San Francisco’s once-booming, 88-million-square-foot office market is feeling more like a ghost town as vacancies soar to unprecedented heights, leaving the city’s skyline looking emptier than ever.
According to the latest data from CBRE, office vacancy rates in the City by the Bay hit a staggering 36.6% in the first quarter, marking a 1.3% increase from the previous quarter.
This surge in vacancies has pushed San Francisco’s office market into uncharted territory, with availability — which includes both vacant and occupied, but available, spaces — rising to 38.7%.
It’s a stark contrast from the not-so-distant past when San Francisco’s office market was bustling, with vacancy rates hitting an all-time low of 4% in the first quarter of 2020.

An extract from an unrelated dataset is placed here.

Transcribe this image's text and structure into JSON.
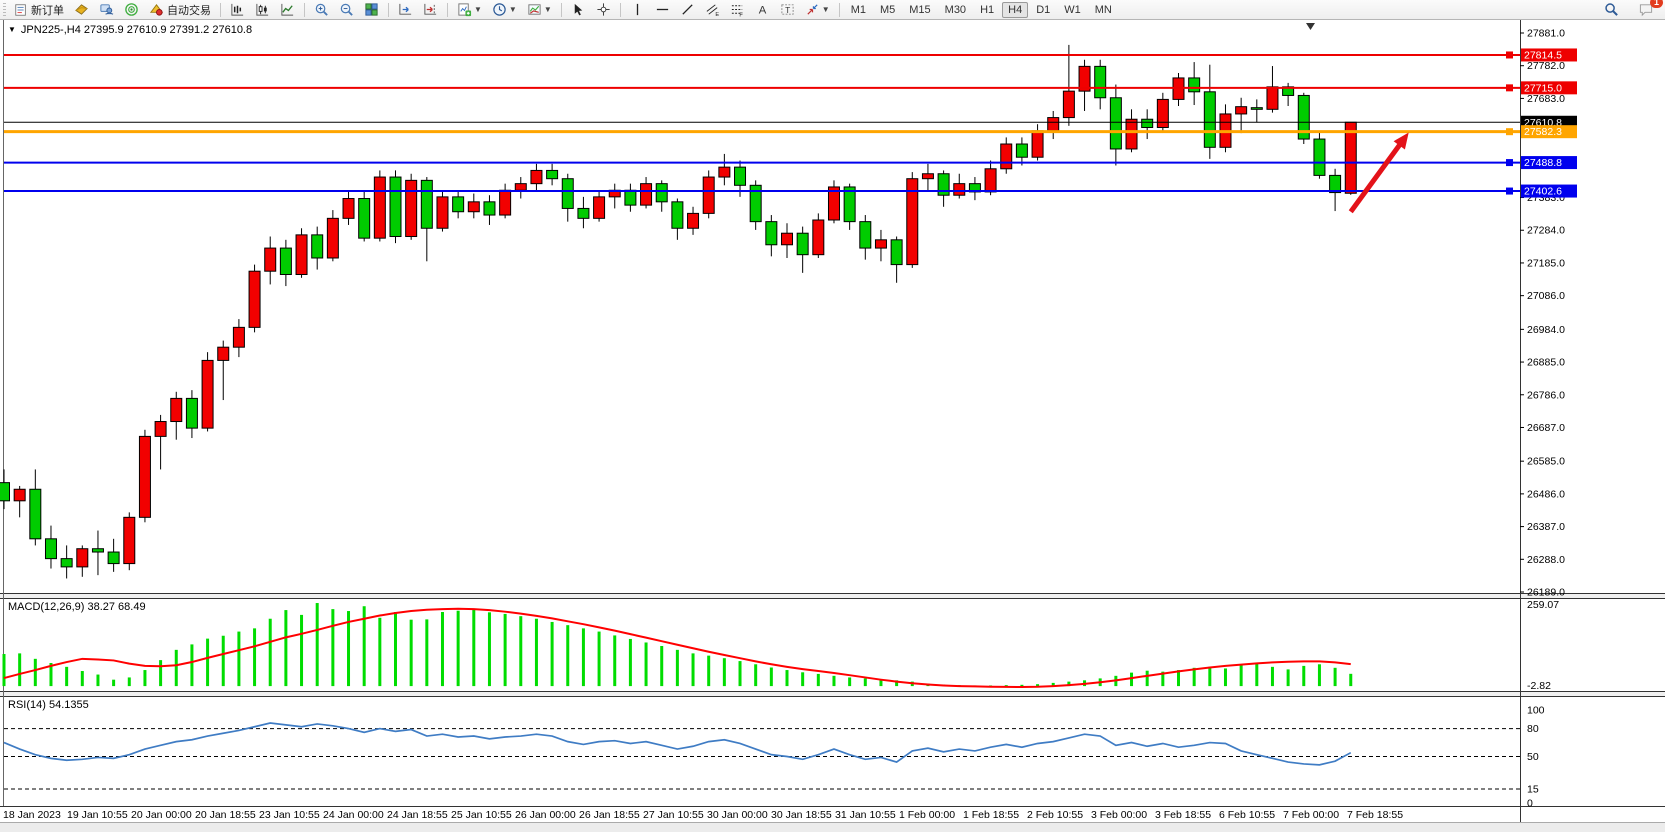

But then came the pandemic-induced shift to remote work, led primarily by tech giants, which has since left many office buildings eerily quiet.
Yet, amid the vacant desks and echoing hallways, there’s a glimmer of hope.
Despite the surge in vacancies, the demand for office space in San Francisco is on the rise, according to Colin Yasukochi, executive director of CBRE’s Tech Insights Center in the city.
“The demand really dictates where the market is headed,” Yasukochi told the San Francisco Business Times. “Any time we have a downturn, it’s usually because demand has gone negative. The level of tenants in the market has gone up, and that is, at least right now, showing a positive growth.”
Indeed, tenant requirements — the amount of office space tenants are seeking — surged to 6.3 million square feet in the first quarter, up from 4.2 million square feet in the previous quarter. This uptick in demand signals a potential turnaround for San Francisco’s struggling office market.
However, despite the increased demand, the city’s office vacancies continue to climb. The leasing activity during the quarter dropped to 1.3 million square feet, down from 2 million square feet in the previous quarter.
Based on current tenant requirements, CBRE predicts that leasing activity could reach 6.5 million square feet by the end of the year, offering a glimmer of hope for landlords.
Yet, challenges remain.
The amount of subleased offices dropped to 9.1 million square feet in the first quarter, putting further pressure on landlords to lease more space directly.
And with annual average asking rents expected to fall further this year, landlords are facing an uphill battle to attract tenants in a market that’s still grappling with the aftershocks of the pandemic.